Le pressing dangereux et son gérant condamnés
Après neuf ans de combat, Frédéric Bernard a obtenu hier la condamnation pour homicide involontaire du commerce dont les émanations de perchloroéthylène ont empoisonné sa mère
Josée-Anne Bernard est décédée à 72 ans le 25 décembre 2009. Ses poumons regorgeaient de perchloroéthylène, un solvant qui envahissait son appartement depuis le pressing Lafayette installé en dessous, rue Gioffredo à Nice. Son fils, Frédéric, a remué ciel et terre pour démontrer que le décès de sa mère n’était pas dû au hasard ou à la fatalité. Hier, le tribunal correctionnel de Nice, présidé par Anne Vincent, a entendu ses arguments et reconnu le pressing et son gérant, Daniel Monfray, coupables d’homicide involontaire. « C’est une décision de principe importante. Une première en France », se félicite Me Bernard Sivan, tout en saluant la ténacité de son client, Frédéric Bernard, partie civile. Daniel Mongray, le gérant, absent au moment du délibéré, a été condamné à un an de prison avec sursis. Il était resté sourd aux mises en demeure ce qui lui valait d’être également poursuivi pour « exploitation d’une installation classée non conforme ». Le bureau de contrôle et de certification Veritas, qui s’était contenté d’une simple inspection visuelle des installations, est également reconnu coupable d’homicide involontaire. Il écope d’une amende de 100 000 euros. Un total de 23000 euros de dommages et intérêts devra être versé solidairement aux proches de la défunte ainsi que 5000 euros de frais de justice.

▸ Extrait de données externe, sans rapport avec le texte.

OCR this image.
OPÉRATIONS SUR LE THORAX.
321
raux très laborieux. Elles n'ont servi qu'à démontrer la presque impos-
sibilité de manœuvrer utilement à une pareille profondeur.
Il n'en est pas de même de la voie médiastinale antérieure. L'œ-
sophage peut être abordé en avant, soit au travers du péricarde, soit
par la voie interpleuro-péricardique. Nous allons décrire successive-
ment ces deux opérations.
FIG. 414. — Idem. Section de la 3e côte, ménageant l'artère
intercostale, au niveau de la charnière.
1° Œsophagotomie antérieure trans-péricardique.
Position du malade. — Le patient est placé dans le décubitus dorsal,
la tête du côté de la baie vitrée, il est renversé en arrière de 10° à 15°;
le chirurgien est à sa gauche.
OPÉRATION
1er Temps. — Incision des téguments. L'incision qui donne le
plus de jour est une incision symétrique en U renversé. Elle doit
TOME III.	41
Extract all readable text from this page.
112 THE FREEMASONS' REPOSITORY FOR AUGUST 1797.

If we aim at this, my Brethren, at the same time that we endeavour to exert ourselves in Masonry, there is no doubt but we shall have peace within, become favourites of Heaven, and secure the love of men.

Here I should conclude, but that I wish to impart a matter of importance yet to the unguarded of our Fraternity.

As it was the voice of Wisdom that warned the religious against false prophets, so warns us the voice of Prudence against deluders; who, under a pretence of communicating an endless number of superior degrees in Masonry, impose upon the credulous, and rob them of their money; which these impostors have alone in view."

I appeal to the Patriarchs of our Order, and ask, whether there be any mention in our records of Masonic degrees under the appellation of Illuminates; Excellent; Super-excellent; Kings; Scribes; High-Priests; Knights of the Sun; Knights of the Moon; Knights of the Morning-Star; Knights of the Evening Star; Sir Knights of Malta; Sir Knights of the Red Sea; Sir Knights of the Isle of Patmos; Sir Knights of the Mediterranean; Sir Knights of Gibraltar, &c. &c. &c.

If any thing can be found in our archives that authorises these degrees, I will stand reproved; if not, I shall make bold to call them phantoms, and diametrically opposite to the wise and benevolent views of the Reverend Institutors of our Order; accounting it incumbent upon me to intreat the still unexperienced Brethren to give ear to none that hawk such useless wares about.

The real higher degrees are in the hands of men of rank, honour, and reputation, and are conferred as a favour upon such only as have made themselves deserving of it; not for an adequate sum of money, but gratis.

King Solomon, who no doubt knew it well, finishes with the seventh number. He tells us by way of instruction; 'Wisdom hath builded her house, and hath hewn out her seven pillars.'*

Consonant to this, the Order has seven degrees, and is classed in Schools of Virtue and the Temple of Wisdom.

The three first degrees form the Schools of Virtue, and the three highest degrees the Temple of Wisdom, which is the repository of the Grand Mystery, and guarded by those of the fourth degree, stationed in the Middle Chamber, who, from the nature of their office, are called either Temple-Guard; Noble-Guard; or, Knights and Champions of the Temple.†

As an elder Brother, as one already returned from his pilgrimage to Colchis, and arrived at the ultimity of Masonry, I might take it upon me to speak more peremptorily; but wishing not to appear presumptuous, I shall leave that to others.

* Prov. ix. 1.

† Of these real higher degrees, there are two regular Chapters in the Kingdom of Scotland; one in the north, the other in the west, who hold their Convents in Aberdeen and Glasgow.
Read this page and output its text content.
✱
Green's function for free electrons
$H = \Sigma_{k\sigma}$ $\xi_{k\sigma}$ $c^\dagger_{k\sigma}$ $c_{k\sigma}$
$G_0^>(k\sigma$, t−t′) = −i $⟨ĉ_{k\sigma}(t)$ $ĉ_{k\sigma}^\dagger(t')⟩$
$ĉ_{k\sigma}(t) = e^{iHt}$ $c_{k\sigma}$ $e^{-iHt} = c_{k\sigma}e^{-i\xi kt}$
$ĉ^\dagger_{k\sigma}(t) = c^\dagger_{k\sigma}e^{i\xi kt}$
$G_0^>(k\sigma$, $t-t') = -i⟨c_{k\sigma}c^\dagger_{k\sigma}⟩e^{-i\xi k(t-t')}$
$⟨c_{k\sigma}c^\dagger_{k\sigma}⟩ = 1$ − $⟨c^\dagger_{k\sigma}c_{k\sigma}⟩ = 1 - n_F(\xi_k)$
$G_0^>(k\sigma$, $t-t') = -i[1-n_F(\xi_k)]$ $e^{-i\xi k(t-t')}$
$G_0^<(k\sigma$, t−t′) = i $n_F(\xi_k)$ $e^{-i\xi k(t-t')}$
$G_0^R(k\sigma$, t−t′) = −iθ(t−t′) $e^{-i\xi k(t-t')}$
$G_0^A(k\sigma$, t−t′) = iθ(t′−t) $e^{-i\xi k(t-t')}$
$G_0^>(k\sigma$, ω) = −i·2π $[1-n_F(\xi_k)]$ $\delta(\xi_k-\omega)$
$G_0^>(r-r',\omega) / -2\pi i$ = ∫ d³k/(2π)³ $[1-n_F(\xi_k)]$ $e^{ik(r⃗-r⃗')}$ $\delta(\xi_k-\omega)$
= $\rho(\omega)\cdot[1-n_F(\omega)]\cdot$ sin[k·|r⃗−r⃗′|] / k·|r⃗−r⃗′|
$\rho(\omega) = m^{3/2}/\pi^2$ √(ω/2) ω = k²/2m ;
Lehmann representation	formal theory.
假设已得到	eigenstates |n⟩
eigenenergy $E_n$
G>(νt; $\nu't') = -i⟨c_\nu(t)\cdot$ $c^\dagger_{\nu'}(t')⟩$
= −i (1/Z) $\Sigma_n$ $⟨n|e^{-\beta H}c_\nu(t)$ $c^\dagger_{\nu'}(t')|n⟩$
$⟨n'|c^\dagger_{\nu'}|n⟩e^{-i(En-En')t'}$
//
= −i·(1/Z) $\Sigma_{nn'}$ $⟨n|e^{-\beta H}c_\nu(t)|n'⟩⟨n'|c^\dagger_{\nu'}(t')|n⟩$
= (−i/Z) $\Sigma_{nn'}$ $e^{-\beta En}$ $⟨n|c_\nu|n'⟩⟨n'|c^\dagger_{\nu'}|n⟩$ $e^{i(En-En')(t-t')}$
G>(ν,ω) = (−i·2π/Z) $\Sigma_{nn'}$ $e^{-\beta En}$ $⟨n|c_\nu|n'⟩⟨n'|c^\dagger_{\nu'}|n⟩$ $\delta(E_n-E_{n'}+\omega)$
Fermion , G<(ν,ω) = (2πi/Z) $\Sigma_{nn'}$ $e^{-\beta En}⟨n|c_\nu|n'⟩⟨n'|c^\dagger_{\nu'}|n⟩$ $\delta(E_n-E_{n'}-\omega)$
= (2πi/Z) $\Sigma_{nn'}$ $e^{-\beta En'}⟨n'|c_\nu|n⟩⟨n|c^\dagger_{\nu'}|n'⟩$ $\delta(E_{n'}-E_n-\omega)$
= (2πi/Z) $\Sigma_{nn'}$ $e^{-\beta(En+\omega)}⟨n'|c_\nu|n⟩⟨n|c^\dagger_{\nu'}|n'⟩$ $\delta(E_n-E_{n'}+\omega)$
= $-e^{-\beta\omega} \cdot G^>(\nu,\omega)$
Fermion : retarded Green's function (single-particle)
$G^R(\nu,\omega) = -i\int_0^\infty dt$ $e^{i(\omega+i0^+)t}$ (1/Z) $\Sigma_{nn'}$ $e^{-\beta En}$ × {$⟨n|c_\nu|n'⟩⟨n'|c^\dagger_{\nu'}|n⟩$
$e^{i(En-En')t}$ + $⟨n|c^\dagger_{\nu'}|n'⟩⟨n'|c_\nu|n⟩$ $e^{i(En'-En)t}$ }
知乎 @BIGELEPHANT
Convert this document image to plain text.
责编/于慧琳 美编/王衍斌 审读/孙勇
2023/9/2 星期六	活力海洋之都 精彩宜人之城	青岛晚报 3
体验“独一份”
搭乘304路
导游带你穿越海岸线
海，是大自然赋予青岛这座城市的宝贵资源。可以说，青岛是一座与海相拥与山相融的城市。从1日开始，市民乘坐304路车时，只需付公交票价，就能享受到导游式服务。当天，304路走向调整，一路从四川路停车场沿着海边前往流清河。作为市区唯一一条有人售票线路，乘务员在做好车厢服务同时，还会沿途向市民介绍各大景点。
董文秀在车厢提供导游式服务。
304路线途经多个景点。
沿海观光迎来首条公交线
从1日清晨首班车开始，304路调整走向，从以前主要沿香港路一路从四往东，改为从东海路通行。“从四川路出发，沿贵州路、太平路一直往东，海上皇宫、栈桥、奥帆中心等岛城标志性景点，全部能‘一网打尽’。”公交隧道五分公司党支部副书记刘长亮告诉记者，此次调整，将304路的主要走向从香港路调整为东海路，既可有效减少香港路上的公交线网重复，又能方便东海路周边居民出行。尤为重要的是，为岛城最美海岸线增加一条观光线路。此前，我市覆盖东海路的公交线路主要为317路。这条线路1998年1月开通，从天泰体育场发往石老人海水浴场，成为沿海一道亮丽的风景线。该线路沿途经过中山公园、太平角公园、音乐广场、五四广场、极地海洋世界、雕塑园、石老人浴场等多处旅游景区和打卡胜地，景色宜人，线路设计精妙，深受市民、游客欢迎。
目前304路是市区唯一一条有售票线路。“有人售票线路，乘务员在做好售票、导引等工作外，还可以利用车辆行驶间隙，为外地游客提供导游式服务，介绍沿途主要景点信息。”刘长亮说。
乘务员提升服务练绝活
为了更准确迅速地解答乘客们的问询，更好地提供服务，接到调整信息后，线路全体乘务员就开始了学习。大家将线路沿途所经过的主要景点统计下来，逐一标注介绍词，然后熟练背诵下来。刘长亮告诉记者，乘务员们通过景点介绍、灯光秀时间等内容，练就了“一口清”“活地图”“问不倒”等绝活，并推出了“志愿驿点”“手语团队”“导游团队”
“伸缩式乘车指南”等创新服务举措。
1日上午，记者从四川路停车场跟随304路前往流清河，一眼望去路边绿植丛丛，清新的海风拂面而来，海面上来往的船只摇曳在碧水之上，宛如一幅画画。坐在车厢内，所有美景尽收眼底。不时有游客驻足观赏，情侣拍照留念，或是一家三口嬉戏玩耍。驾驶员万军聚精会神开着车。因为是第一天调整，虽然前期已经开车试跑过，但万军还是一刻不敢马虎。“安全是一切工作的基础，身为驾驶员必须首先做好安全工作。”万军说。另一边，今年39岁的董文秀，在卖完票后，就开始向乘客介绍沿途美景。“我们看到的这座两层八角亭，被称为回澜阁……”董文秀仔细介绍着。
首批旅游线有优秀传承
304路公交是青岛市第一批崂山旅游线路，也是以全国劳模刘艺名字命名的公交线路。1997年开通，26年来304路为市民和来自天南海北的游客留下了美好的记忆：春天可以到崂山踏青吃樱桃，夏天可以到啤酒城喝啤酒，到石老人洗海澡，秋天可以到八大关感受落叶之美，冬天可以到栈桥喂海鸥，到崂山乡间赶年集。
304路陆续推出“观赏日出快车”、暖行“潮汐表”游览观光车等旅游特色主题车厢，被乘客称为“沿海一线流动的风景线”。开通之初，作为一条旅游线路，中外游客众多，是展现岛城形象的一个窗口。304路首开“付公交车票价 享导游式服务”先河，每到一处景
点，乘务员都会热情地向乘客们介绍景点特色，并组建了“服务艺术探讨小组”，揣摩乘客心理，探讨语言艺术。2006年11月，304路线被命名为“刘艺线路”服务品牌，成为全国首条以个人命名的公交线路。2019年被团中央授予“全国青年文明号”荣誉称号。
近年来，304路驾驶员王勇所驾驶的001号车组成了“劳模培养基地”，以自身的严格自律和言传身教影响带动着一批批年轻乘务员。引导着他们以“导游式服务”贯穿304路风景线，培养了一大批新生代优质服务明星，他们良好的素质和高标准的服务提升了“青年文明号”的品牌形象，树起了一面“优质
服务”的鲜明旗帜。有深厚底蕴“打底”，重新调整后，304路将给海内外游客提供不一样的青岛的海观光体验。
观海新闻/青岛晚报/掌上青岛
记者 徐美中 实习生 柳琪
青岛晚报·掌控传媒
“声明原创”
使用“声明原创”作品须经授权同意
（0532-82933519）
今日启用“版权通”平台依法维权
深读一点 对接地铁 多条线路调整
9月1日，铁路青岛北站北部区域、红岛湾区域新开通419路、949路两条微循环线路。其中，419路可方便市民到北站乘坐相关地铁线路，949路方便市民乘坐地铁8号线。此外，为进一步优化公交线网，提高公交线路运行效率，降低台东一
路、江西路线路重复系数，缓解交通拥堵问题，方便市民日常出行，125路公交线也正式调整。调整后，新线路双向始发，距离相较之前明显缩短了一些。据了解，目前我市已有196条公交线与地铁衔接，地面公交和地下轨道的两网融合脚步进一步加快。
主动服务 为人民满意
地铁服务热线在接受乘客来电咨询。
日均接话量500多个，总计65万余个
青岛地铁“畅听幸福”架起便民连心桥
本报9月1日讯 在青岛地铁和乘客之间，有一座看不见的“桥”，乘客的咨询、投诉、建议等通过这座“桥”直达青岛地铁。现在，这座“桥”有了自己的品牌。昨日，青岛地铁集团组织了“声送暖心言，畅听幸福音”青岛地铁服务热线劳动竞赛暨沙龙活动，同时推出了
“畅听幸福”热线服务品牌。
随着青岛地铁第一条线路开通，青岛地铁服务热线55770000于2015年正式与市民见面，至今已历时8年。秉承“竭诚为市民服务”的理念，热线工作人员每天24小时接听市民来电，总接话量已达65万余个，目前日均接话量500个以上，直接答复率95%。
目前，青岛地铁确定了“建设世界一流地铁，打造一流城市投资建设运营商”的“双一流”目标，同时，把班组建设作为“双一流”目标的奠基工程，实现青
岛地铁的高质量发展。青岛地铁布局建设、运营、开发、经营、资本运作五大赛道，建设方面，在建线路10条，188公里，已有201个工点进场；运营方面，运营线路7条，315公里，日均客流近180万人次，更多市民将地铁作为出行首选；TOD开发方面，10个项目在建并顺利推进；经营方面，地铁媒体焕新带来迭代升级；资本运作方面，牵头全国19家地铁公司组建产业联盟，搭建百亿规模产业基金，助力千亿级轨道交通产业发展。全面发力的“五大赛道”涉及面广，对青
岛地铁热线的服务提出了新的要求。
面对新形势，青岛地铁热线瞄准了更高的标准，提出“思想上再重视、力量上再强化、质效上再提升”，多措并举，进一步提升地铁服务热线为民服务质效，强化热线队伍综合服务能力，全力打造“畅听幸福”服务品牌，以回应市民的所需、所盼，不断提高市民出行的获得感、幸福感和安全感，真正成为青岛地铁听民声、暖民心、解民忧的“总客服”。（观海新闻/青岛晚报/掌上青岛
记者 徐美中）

Un solvant appelé à disparaître
Lors de l’audience en septembre, le procureur Vincent Enel avait requis une peine de dix-huit mois avec sursis contre l’exploitant et une amende de 225 000 euros à l’encontre de Veritas. A la sortie du tribunal, Frédéric Bernard reste dubitatif et s’interroge : « Est-ce un bon jugement? Combien vaut la vie d’une maman ? Ma plus belle victoire est le fait d’avoir mis en évidence les dangers du perchloroéthylène et d’avoir obtenu son interdiction progressive. » Le solvant industriel utilisé en blanchisserie doit disparaître d’ici à 2020. Le pressing Lafayette n’avait jamais été inspecté avant son ouverture comme l’exige la réglementation. Sa ventilation était inefficace au point que les émanations étaient perceptibles cinq étages plus haut. À raison de 35 kg de linge par lavage et de 110 machines par an, plus de 70 kg de « perchlo » auraient été rejetés par le pressing, juste sous les fenêtres de la victime. « Ma maman a vécu dix-huit mois d’enfer, gazée », rappelle Frédéric Bernard qui regrette que les services de l’État aient donné leur feu vert à l’exploitation de cette dangereuse blanchisserie.